Can you expand on this? Why should the application break? It still has its guaranteed cpu requests. If it breaks with the defined requests, shouldn't it always break?
In this case it was a GraphQL implementation that gradually grew in size, complexity and scope. The team maintaining it never adjusted the initial resource requirements within about 2 years because it has never been a problem - until a different (much larger by total CPU allocated) service started consuming all the bursting it could get and the GraphQL service just stopped processing requests. Before any autoscaling could kick in, it went into CrashLoopBackoff with failing liveness.

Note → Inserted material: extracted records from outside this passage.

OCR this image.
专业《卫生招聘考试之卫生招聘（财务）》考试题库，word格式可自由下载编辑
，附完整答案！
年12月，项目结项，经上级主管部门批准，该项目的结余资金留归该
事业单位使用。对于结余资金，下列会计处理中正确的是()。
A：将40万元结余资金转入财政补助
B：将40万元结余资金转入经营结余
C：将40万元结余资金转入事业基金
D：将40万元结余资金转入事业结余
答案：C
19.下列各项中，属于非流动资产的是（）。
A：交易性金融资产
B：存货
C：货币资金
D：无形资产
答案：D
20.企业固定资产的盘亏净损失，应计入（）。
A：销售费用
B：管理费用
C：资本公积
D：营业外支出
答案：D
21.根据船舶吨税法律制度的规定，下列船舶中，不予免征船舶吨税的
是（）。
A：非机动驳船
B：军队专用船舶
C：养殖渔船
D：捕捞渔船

You can and should catch such cases early with monitoring, but our platform team was extremely tiny, especially for how many developers it served.

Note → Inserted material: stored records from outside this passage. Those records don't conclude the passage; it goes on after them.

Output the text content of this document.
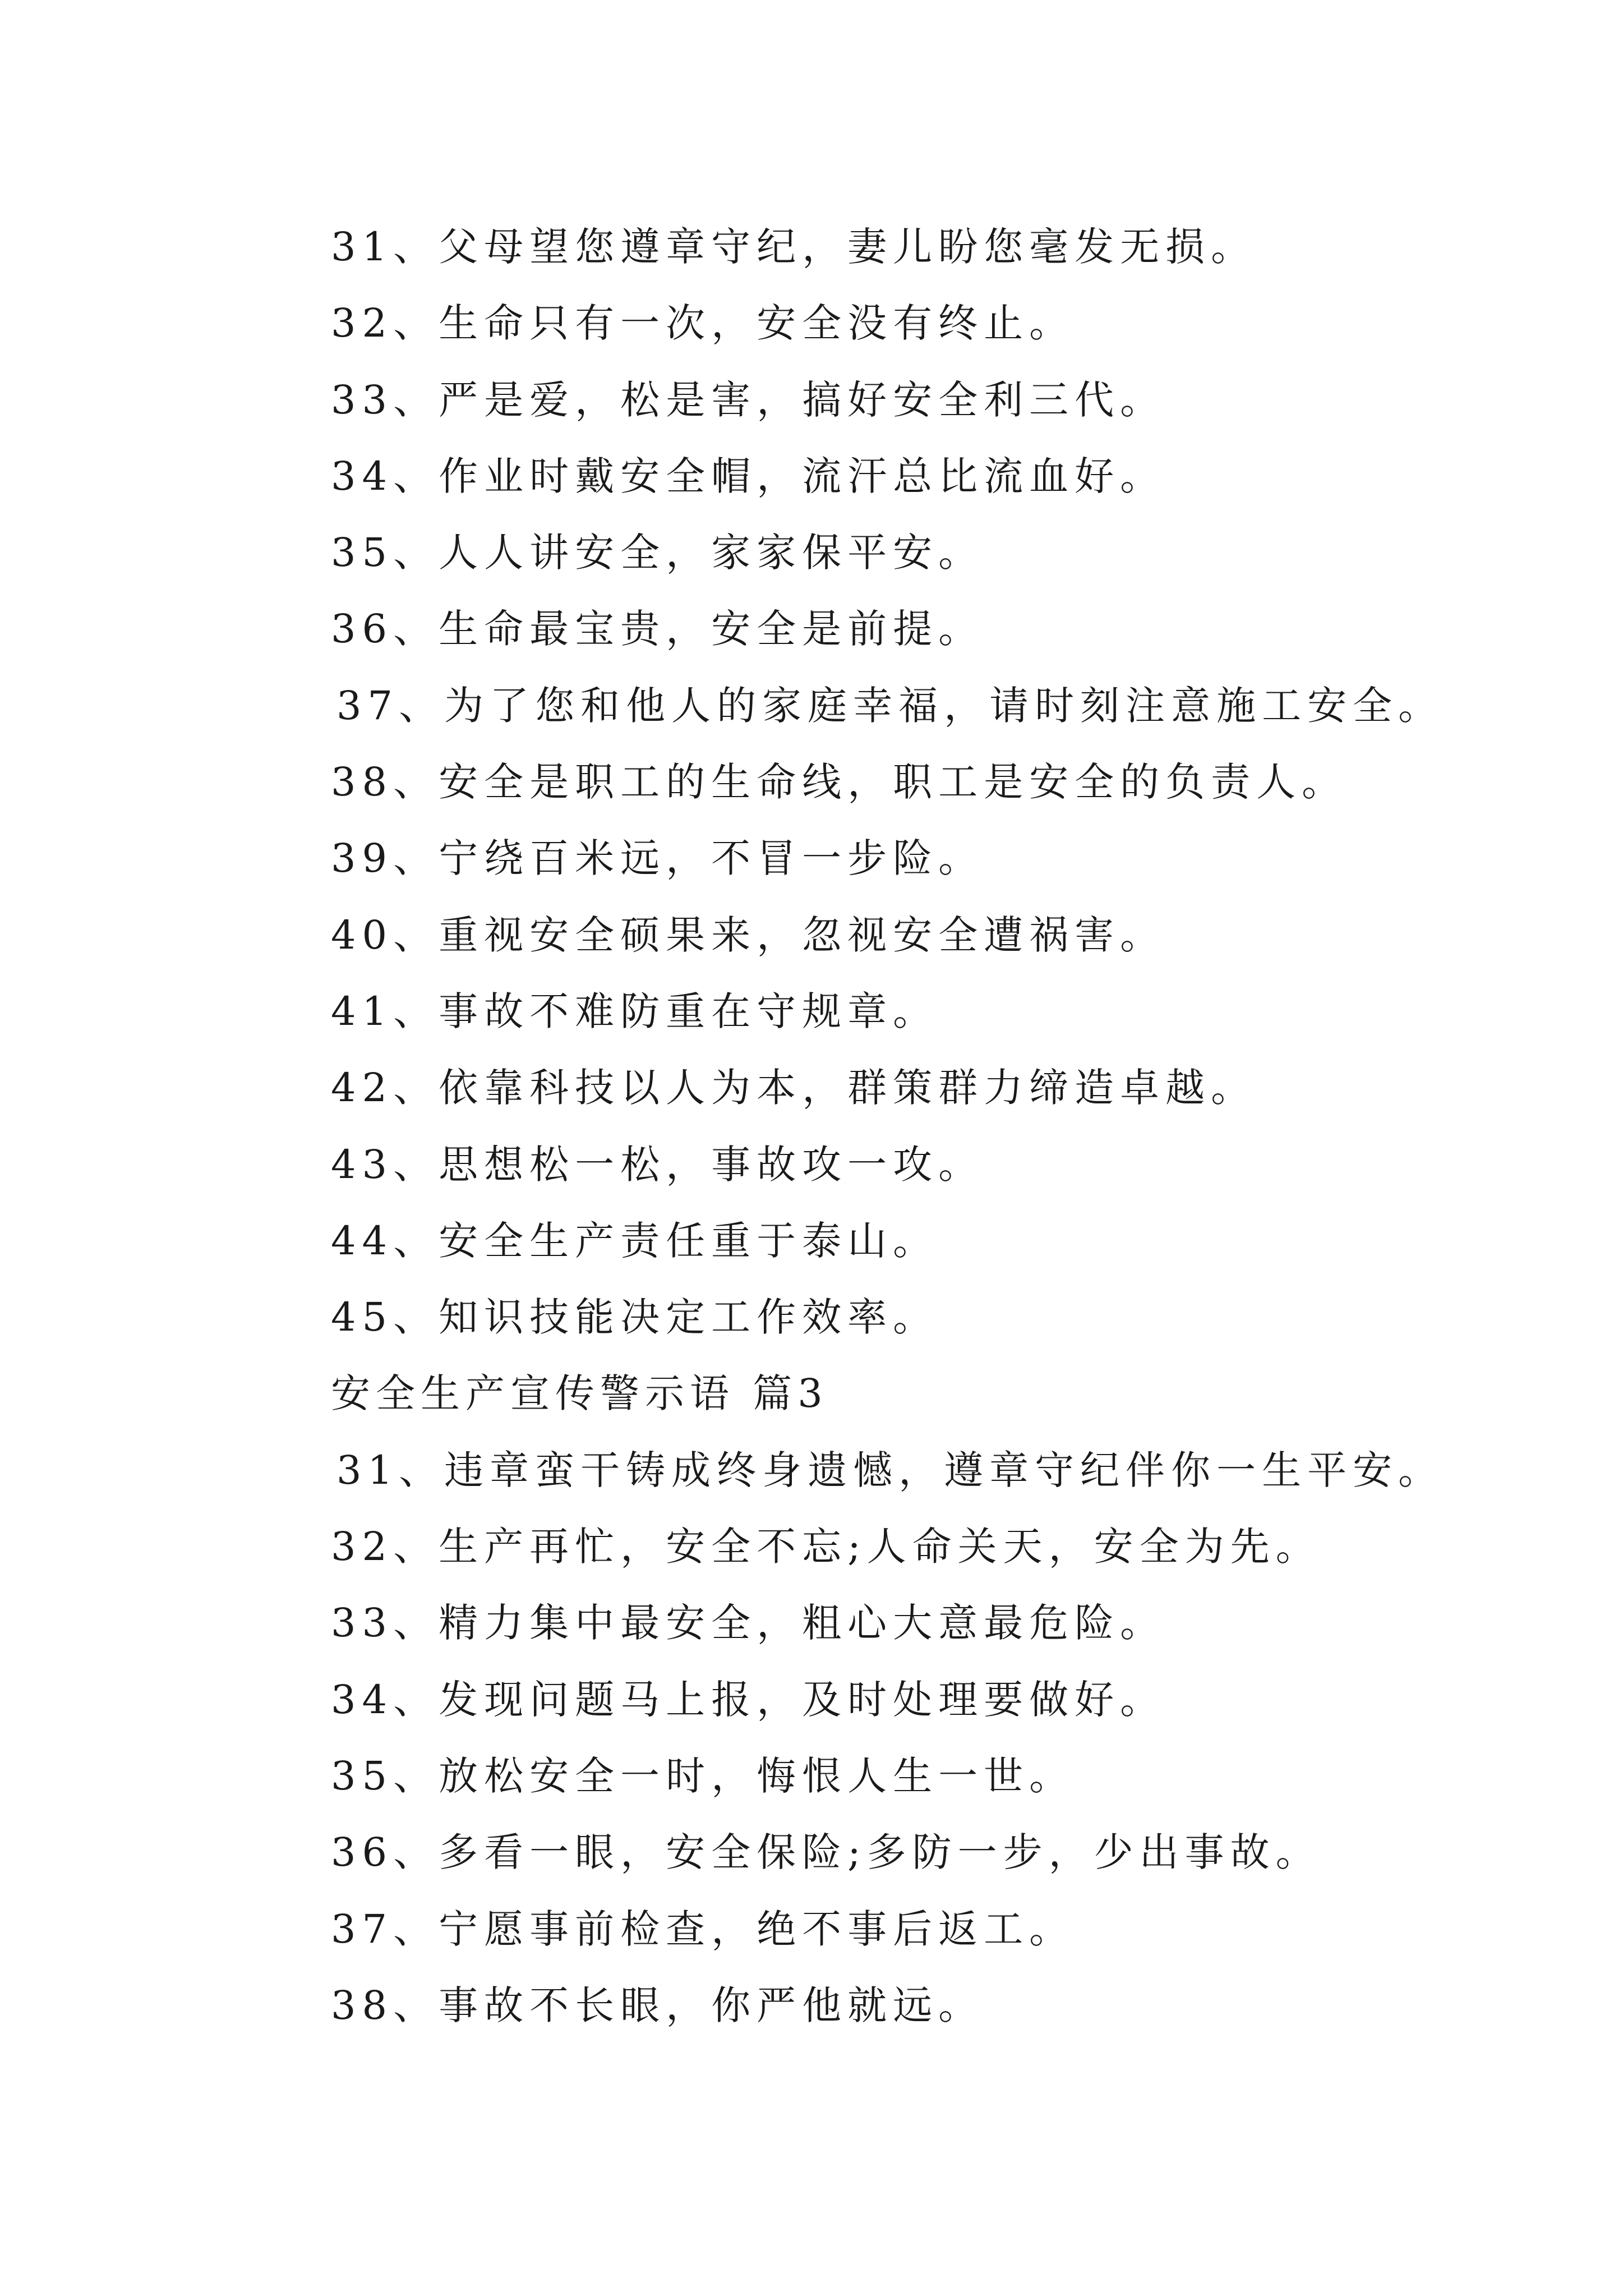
31、父母望您遵章守纪，妻儿盼您毫发无损。
32、生命只有一次，安全没有终止。
33、严是爱，松是害，搞好安全利三代。
34、作业时戴安全帽，流汗总比流血好。
35、人人讲安全，家家保平安。
36、生命最宝贵，安全是前提。
37、为了您和他人的家庭幸福，请时刻注意施工安全。
38、安全是职工的生命线，职工是安全的负责人。
39、宁绕百米远，不冒一步险。
40、重视安全硕果来，忽视安全遭祸害。
41、事故不难防重在守规章。
42、依靠科技以人为本，群策群力缔造卓越。
43、思想松一松，事故攻一攻。
44、安全生产责任重于泰山。
45、知识技能决定工作效率。
安全生产宣传警示语 篇3
31、违章蛮干铸成终身遗憾，遵章守纪伴你一生平安。
32、生产再忙，安全不忘;人命关天，安全为先。
33、精力集中最安全，粗心大意最危险。
34、发现问题马上报，及时处理要做好。
35、放松安全一时，悔恨人生一世。
36、多看一眼，安全保险;多防一步，少出事故。
37、宁愿事前检查，绝不事后返工。
38、事故不长眼，你严他就远。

EDIT: the vertical pod autoscaler helps with this as it will adjust requirements on pods to make sure they don't over/under allocate.
The whole point is to scale out, not up.
KEDA [0] lets you scale on any number of things - basically if you scrape it with Prometheus, you can scale on it.
[0] https://keda.sh
you can layer high priority service and low priority service better if you use some buffer.

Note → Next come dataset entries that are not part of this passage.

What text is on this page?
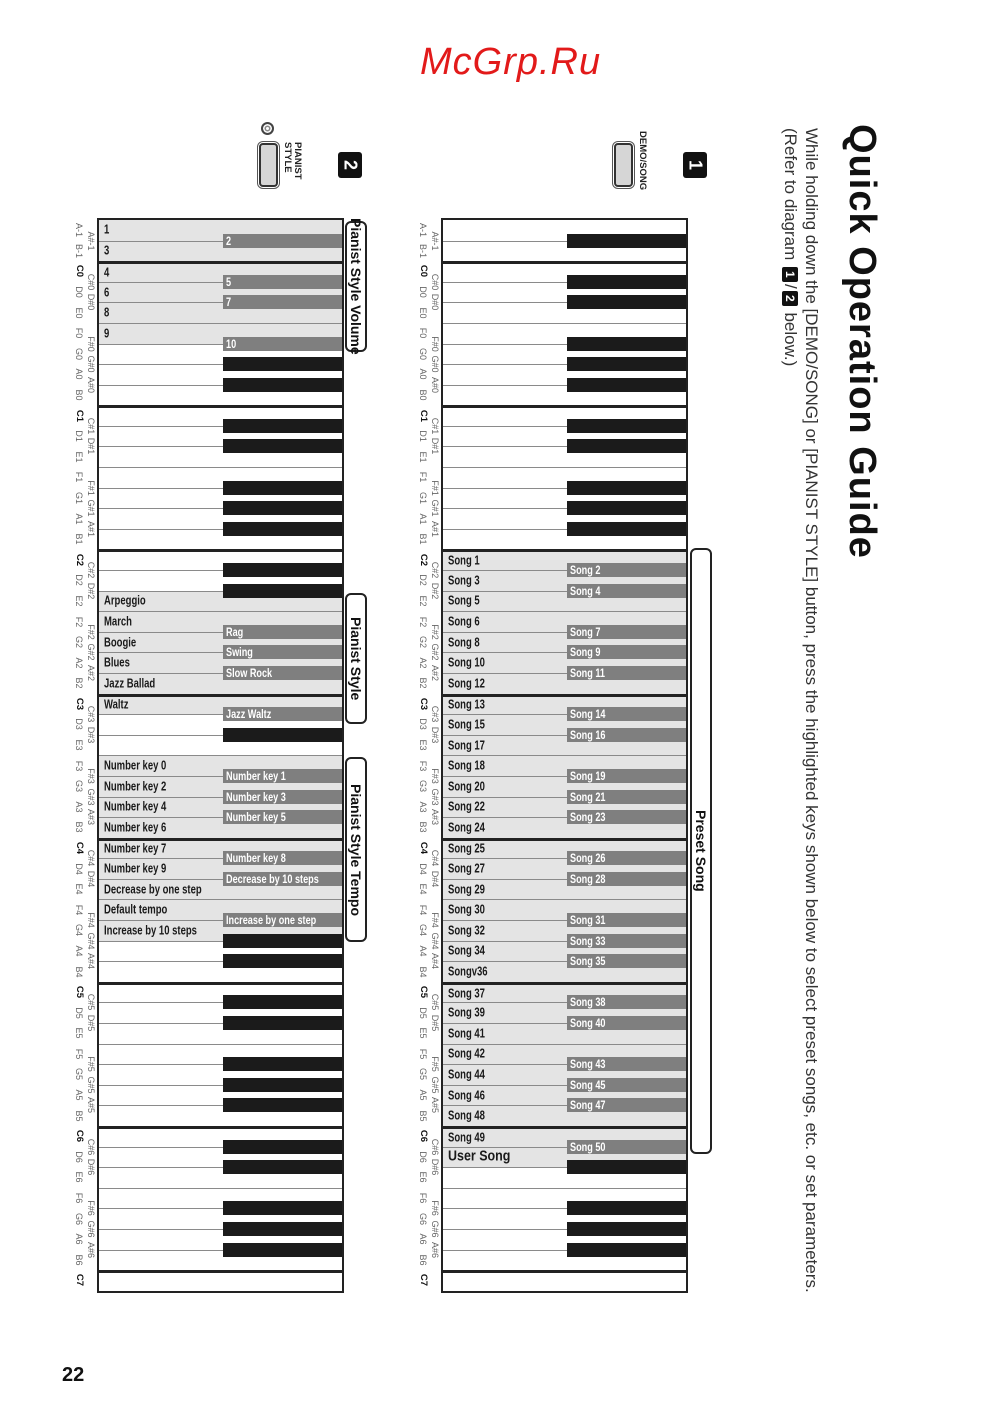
Quick Operation Guide
While holding down the [DEMO/SONG] or [PIANIST STYLE] button, press the highlighted keys shown below to select preset songs, etc. or set parameters.
(Refer to diagram 1/2 below.)
1
DEMO/SONG
2
PIANIST
STYLE
User Song
Song 49
Song 48
Song 46
Song 44
Song 42
Song 41
Song 39
Song 37
Songv36
Song 34
Song 32
Song 30
Song 29
Song 27
Song 25
Song 24
Song 22
Song 20
Song 18
Song 17
Song 15
Song 13
Song 12
Song 10
Song 8
Song 6
Song 5
Song 3
Song 1
Song 2
Song 4
Song 7
Song 9
Song 11
Song 14
Song 16
Song 19
Song 21
Song 23
Song 26
Song 28
Song 31
Song 33
Song 35
Song 38
Song 40
Song 43
Song 45
Song 47
Song 50
A-1
A#-1
B-1
C0
C#0
D0
D#0
E0
F0
F#0
G0
G#0
A0
A#0
B0
C1
C#1
D1
D#1
E1
F1
F#1
G1
G#1
A1
A#1
B1
C2
C#2
D2
D#2
E2
F2
F#2
G2
G#2
A2
A#2
B2
C3
C#3
D3
D#3
E3
F3
F#3
G3
G#3
A3
A#3
B3
C4
C#4
D4
D#4
E4
F4
F#4
G4
G#4
A4
A#4
B4
C5
C#5
D5
D#5
E5
F5
F#5
G5
G#5
A5
A#5
B5
C6
C#6
D6
D#6
E6
F6
F#6
G6
G#6
A6
A#6
B6
C7
Increase by 10 steps
Default tempo
Decrease by one step
Number key 9
Number key 7
Number key 6
Number key 4
Number key 2
Number key 0
Waltz
Jazz Ballad
Blues
Boogie
March
Arpeggio
9
8
6
4
3
1
2
5
7
10
Rag
Swing
Slow Rock
Jazz Waltz
Number key 1
Number key 3
Number key 5
Number key 8
Decrease by 10 steps
Increase by one step
A-1
A#-1
B-1
C0
C#0
D0
D#0
E0
F0
F#0
G0
G#0
A0
A#0
B0
C1
C#1
D1
D#1
E1
F1
F#1
G1
G#1
A1
A#1
B1
C2
C#2
D2
D#2
E2
F2
F#2
G2
G#2
A2
A#2
B2
C3
C#3
D3
D#3
E3
F3
F#3
G3
G#3
A3
A#3
B3
C4
C#4
D4
D#4
E4
F4
F#4
G4
G#4
A4
A#4
B4
C5
C#5
D5
D#5
E5
F5
F#5
G5
G#5
A5
A#5
B5
C6
C#6
D6
D#6
E6
F6
F#6
G6
G#6
A6
A#6
B6
C7
Preset Song
Pianist Style Volume
Pianist Style
Pianist Style Tempo
22
McGrp.Ru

Would it be possible for you to explain "you can layer high priority service and low priority service better if you use some buffer" further?
you want those low priory cgroup to use the extra memory if it’s available (not used by a high priority cgroup)
it a high priority cgroup need the memory it steal it from the low priority cgroup up to the minimum guaranteed to this low priority cgroup.
this low priority cgroup memory contention will turns into IO pressure from page faults. Then IO limit on the low priority cgroup will cap how much IO it can generate by throttling it.
Meanwhile the high priority cgroup use it’s guaranteed cpu, guaranteed IO and guaranteed memory with no hiccup.
to learn more check « fbtax2 memory controller configuration » at https://facebookmicrosites.github.io/cgroup2/docs/memory-con...
In the context of pods dynamically spinning up and spinning down, it's bad when a pod replica can't be allocated in the cluster "predictably" but there is nothing worse than when a new pod (new deployment) fails because "Marcus the pod" drank all the water and now I have to call DevOps and wait god knows how long before they spin up a new node to guarantee a spot for the new pod.
Bin-packing is a already an np-hard problem. If you remove limits from CPU then you're adding probabilities into the mix. So, for the love of god, always use limits unless you have a very specific use case.
Cluster autoscaler. No need to call anyone.